Butter toffee peanuts
• My go-to treat, second only to tapioca.

The enthusiasm of others
• Thanks to gentle encouragement, I am back in the throes of organizing Off the Page, an annual celebration of poetry & prose. This is the 5th year, and despite its success  — drawing audiences of 30 to 50 each year, in a town of just 600 people — I was about to give it up. I was tired and mopey. Orchestrating the event seemed too much work for too little reward. But just one person, who was interested and eager, changed my mind and put pep in my step. It's a cliche, but really, for the first time I actually believe this platitude: One person can make a difference.

• A friend has written a novel. It's the kind of really good book that left me honored to be among the first to read it. And, the author asked if she could include one of my poems. Her enthusiasm fueled my enthusiasm.  (I'll share more about this touching novel as it gets closer to publication.)

Perseverance
• The more I acknowledge gratitude, the more grateful I feel. That's the beauty of Thankful Thursday. When you name your gratitude, you realize how much more there is to name. I've been reluctant to show up for Thankful Thursday (hence the day late). While I'm an encourager of others, lately my cheers have lost their buoyant tune as I have retreated into winter's matte gray. But perseverance pays, it seems, as I am here and feeling more thankful than when I arrived! 

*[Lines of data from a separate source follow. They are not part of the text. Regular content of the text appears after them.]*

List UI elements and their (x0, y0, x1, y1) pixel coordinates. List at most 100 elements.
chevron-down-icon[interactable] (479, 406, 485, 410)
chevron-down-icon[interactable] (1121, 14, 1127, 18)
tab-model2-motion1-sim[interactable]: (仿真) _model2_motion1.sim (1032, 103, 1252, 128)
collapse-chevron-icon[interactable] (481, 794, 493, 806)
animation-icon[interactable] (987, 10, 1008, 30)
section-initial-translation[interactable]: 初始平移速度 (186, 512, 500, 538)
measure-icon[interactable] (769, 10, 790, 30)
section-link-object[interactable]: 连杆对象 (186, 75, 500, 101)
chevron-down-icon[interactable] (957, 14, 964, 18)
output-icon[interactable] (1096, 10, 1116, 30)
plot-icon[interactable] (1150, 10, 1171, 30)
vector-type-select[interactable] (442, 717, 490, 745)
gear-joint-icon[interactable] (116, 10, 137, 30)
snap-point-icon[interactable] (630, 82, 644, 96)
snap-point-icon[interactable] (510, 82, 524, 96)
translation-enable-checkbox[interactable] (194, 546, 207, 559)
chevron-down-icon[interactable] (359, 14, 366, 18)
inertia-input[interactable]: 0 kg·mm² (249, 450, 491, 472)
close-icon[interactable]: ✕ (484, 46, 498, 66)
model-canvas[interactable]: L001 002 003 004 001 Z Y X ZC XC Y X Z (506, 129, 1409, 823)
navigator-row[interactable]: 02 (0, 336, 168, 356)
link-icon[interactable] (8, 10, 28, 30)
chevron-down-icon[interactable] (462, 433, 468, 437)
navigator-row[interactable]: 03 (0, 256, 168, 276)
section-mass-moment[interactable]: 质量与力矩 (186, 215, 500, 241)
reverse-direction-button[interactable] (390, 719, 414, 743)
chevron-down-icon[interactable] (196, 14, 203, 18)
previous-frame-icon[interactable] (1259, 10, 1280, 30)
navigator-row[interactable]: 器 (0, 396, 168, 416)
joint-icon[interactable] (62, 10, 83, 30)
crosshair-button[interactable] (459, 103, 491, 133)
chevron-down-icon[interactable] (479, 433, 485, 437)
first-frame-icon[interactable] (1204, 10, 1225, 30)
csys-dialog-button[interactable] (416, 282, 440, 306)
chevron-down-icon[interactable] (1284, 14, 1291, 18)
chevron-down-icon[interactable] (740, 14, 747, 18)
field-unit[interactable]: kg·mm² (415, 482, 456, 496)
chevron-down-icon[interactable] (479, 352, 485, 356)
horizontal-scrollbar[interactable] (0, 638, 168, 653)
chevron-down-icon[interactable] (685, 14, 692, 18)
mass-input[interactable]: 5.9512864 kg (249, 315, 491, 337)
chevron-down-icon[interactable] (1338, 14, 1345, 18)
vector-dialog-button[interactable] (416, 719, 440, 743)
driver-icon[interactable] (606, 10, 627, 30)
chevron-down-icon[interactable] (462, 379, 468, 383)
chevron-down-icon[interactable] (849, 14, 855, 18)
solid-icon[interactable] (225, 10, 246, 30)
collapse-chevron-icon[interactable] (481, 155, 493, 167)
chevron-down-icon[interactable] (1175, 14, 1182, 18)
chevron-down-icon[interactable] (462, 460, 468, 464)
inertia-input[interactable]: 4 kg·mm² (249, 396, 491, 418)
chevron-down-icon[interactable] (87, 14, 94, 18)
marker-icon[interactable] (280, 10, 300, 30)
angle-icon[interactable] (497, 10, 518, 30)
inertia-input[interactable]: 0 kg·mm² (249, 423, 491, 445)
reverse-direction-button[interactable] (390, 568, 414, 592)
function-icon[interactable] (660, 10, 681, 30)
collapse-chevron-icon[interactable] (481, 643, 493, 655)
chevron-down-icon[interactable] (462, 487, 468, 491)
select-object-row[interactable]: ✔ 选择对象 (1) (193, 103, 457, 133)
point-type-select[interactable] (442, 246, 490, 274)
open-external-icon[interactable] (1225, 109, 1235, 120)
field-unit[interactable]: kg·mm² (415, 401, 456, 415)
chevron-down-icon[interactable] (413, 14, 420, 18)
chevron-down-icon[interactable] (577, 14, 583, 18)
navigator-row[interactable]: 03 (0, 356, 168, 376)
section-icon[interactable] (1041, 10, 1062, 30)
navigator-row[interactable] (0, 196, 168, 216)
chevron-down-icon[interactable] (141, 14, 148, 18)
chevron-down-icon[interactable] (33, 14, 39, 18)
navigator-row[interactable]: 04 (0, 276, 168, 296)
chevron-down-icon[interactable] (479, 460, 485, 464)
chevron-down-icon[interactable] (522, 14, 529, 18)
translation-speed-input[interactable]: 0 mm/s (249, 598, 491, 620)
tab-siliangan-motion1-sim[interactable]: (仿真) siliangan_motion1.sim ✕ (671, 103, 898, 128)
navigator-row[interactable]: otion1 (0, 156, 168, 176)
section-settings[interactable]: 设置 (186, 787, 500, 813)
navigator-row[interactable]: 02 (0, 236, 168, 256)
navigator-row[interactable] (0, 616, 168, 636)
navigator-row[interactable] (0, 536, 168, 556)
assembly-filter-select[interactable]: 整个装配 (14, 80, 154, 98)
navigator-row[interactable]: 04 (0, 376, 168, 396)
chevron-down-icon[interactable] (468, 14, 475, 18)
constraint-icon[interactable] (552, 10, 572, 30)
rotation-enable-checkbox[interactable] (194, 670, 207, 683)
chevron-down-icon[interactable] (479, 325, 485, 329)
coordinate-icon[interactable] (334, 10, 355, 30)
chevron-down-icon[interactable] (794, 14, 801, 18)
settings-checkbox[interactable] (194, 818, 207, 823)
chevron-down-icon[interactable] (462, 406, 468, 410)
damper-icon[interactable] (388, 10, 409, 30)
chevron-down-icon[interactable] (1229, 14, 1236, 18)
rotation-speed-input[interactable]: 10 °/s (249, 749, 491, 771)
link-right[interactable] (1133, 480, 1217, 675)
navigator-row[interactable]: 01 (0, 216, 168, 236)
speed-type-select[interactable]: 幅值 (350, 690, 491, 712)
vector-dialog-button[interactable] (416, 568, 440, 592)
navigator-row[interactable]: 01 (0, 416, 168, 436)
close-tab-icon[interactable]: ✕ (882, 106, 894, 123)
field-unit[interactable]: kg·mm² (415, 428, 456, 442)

So, how about you? Are you feeling thankful today?

 

Reasons to hang on

Hey there, sunshine!

Yes, winter is gray and gloomy.
Yes, competition is fierce.
Yes, creating can bear periods of great ache . . . but light shines. In this darkness, a few reasons to hang on:

Lucille Broderson
In her 60s, she picks up a pen, takes a class, and begins to write. And now, at 94, Lucille Broderson publishes a poetry collection that has been hailed as a "magnificent achievement." But You're Wearing a Blue Shirt the Color of the Sky is not chocked with cute little-old-lady poems, but with deep, direct poems on aging, children, husbands, and more.

William Stafford
One of America's most prolific poets, William Stafford wrote more than 50 books in his 79 years — and his first book wasn’t published until he was 46. He kept a daily journal for 50 years, and composed nearly 22,000 poems, of which roughly 3,000 were published. He taught at Lewis and Clark College for 30 years, was Oregon’s Poet Laureate, and earned a National Book Award.

David Biespiel
Every Writer Has a Thousand Faces, by David Biespiel, comes with an all-inclusive invitation: "for writers, artists, musicians, dancers and anyone else who leads a creative life." The book is just $10 (much cheaper than therapy) and offers critical insights into the creative process. It's a quick, lifting read that left me feeling a little less blue, and a lot more eager, about my writing life.